MotionBind: Multi-Modal Human Motion Alignment for Retrieval, Recognition, and Generation

human motion multi-modal representation learning cross-modal retrieval action recognition human motion synthesis

⋅ NeurIPS ⋅ Project Page ⋅Poster ⋅OpenReview

Abstract

Recent advances in multi-modal representation learning have led to unified embedding spaces that align modalities such as images, text, audio, and vision. However, human motion sequences, a modality that is fundamental for understanding dynamic human activities, remains largely unrepresented in these frameworks. Semantic understanding of actions requires multi-modal grounding: text conveys descriptive semantics, vision provides visual context, and audio provides environmental cues.

To bridge this gap, we propose MotionBind, a novel architecture that extends the LanguageBind embedding space to incorporate human motion.
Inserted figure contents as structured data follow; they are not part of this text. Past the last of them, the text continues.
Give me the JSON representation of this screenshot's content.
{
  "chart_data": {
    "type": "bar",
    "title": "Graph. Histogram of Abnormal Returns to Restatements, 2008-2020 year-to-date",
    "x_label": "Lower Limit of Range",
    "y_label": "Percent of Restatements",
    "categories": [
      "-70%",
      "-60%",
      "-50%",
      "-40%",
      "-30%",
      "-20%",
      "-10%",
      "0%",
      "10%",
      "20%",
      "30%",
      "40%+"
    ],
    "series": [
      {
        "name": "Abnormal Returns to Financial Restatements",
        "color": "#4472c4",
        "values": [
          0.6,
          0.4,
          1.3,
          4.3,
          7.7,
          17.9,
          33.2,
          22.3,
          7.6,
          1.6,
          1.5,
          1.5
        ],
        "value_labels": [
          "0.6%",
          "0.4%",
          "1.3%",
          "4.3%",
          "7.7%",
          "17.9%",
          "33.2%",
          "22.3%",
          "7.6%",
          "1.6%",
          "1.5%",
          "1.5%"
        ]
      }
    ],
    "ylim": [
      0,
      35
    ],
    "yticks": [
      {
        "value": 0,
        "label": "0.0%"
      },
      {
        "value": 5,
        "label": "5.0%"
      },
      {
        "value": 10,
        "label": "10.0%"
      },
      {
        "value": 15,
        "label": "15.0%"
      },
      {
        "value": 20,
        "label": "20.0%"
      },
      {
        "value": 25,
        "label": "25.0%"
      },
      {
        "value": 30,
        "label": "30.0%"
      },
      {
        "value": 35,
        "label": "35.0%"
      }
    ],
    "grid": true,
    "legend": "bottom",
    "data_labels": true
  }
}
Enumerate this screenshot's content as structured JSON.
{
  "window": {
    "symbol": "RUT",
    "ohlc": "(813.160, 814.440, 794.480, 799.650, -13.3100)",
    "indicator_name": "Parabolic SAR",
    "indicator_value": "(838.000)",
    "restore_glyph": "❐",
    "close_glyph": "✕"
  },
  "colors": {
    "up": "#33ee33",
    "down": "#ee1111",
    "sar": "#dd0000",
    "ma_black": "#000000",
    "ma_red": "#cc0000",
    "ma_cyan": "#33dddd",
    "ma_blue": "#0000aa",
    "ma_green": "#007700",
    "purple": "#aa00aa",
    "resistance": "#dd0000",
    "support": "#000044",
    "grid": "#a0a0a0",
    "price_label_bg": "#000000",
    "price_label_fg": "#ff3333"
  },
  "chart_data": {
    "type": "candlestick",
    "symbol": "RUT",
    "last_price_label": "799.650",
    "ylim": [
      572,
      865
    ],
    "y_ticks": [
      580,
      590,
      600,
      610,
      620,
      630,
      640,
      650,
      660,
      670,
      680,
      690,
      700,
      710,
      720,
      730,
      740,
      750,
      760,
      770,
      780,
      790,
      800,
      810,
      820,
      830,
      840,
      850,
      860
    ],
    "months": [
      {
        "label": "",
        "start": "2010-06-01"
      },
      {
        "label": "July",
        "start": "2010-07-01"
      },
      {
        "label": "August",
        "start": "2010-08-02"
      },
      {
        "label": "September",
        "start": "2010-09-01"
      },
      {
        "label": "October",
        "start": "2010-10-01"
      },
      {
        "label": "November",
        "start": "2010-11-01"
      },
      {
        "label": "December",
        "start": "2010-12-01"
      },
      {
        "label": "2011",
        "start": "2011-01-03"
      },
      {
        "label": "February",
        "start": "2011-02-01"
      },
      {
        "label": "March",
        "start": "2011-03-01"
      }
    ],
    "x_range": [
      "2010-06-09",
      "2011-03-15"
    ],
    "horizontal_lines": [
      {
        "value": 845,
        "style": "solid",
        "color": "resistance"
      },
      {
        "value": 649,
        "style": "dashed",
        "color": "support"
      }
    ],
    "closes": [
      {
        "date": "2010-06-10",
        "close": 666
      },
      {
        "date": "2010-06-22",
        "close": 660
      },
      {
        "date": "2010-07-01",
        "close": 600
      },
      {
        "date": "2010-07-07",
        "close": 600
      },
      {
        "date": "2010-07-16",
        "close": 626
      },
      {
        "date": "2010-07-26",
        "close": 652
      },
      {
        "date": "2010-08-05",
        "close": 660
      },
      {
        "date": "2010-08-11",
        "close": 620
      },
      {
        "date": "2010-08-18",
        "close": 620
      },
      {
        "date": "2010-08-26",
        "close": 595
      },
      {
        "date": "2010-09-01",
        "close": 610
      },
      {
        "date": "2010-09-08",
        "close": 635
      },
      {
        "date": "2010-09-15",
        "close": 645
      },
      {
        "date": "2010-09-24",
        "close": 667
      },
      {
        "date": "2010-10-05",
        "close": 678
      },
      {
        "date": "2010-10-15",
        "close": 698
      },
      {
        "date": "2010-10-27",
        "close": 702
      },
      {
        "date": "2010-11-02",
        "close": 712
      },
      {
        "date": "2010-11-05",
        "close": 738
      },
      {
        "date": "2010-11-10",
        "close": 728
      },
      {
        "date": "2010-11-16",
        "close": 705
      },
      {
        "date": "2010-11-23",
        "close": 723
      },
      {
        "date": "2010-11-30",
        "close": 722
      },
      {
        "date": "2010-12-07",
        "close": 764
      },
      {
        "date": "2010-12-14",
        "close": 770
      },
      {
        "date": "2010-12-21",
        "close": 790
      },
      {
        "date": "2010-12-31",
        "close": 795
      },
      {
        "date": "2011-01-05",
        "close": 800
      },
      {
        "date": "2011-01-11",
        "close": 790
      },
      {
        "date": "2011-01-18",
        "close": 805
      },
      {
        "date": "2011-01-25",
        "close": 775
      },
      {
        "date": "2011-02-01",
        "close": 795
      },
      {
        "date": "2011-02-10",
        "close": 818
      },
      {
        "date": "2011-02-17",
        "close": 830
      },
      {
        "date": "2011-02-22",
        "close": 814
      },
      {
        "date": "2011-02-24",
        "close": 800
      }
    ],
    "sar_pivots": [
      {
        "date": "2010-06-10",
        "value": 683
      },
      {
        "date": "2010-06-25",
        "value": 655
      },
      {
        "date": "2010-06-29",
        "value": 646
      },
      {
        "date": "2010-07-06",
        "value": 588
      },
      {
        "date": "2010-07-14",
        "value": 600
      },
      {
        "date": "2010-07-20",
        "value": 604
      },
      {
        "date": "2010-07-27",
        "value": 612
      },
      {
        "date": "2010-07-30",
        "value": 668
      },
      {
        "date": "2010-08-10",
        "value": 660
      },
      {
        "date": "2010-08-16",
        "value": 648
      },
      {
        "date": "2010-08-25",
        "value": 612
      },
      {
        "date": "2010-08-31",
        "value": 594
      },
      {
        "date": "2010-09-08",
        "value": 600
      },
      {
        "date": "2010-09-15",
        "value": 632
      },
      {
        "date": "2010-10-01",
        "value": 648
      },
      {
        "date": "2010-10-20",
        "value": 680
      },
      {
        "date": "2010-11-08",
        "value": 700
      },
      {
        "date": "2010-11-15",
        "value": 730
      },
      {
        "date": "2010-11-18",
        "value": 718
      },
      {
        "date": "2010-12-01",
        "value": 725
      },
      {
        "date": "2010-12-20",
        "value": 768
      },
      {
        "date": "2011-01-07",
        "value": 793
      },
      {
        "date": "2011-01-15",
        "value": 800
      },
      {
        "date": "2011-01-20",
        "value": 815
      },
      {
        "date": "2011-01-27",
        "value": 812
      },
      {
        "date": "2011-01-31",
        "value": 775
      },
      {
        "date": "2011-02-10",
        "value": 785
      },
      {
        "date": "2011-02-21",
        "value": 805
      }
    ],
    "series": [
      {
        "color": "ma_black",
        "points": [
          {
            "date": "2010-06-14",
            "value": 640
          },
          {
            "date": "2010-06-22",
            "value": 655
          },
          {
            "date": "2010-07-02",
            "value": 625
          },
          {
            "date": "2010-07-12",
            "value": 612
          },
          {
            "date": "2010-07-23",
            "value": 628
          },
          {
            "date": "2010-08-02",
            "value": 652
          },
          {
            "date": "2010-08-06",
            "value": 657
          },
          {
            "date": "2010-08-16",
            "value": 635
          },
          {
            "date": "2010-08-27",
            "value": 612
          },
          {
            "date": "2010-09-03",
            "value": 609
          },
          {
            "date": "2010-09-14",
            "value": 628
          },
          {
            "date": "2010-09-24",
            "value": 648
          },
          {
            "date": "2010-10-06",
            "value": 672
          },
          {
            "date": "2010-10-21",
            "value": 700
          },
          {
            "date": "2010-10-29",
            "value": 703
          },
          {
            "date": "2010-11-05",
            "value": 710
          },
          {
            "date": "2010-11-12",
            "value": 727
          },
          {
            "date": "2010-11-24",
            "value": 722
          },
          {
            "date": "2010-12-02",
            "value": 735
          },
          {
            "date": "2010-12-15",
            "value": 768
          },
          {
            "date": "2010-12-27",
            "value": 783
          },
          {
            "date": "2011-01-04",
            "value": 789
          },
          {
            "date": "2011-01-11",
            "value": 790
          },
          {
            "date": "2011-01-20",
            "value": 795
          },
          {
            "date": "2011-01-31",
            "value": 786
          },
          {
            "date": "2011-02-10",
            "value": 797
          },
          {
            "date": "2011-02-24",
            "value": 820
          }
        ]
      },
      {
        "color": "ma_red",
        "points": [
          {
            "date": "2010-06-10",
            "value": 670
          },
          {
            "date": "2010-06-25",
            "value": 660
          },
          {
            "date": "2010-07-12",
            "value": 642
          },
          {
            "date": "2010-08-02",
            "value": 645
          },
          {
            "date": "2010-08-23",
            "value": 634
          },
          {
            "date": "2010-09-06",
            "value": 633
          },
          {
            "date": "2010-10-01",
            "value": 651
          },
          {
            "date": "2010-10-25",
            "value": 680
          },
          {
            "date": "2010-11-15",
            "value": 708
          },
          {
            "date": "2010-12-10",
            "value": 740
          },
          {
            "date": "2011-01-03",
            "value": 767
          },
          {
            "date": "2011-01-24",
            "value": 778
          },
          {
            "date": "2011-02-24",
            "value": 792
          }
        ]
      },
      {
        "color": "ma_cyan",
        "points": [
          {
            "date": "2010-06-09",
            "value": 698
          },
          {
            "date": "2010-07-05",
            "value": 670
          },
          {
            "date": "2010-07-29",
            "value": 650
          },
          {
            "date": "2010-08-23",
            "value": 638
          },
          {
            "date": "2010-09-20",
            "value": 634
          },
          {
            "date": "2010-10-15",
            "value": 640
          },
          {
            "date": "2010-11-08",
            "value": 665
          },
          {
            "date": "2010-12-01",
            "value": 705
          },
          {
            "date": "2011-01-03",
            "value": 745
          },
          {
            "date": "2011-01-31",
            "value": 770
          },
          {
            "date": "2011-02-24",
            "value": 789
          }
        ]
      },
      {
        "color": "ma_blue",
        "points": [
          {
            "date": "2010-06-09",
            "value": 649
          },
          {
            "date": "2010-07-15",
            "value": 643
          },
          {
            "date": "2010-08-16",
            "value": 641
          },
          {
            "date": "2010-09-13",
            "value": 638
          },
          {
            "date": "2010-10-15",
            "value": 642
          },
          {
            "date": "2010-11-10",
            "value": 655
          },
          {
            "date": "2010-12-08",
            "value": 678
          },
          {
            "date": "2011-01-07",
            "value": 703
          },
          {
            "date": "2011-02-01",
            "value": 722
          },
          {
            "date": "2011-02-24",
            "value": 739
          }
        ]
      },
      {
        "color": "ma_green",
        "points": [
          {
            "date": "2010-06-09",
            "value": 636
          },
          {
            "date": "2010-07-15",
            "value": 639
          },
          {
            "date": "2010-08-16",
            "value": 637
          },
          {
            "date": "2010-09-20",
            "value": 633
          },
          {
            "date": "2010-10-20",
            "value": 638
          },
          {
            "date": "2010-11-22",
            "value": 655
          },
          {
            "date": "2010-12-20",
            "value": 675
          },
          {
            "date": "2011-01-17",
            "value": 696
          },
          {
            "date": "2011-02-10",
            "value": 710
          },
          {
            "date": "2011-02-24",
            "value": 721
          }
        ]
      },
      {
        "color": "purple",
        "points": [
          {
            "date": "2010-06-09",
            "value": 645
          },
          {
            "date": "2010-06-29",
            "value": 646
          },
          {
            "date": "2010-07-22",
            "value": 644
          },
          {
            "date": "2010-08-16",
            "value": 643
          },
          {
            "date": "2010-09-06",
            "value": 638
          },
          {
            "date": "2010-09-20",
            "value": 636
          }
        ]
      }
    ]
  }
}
MotionBind has two major components. The first one is a Multi-Scale Temporal Motion Transformer (MuTMoT) that maps motion sequences to semantically meaningful embeddings. Multimodal alignment is achieved via diverse cross-modal supervision, including motion-text pairs from HumanML3D and KIT-ML, motion-video pairs rendered from AMASS, and motion-video-audio triplets from AIST++.

The second component is a Retrieval-Augmented Latent diffusion Model (REALM) that can generate motion sequences conditioned on many modalities.

MotionBind achieves state-of-the-art or competitive performance across motion reconstruction, cross-modal retrieval, zero-shot action recognition, and text-to-motion generation benchmarks.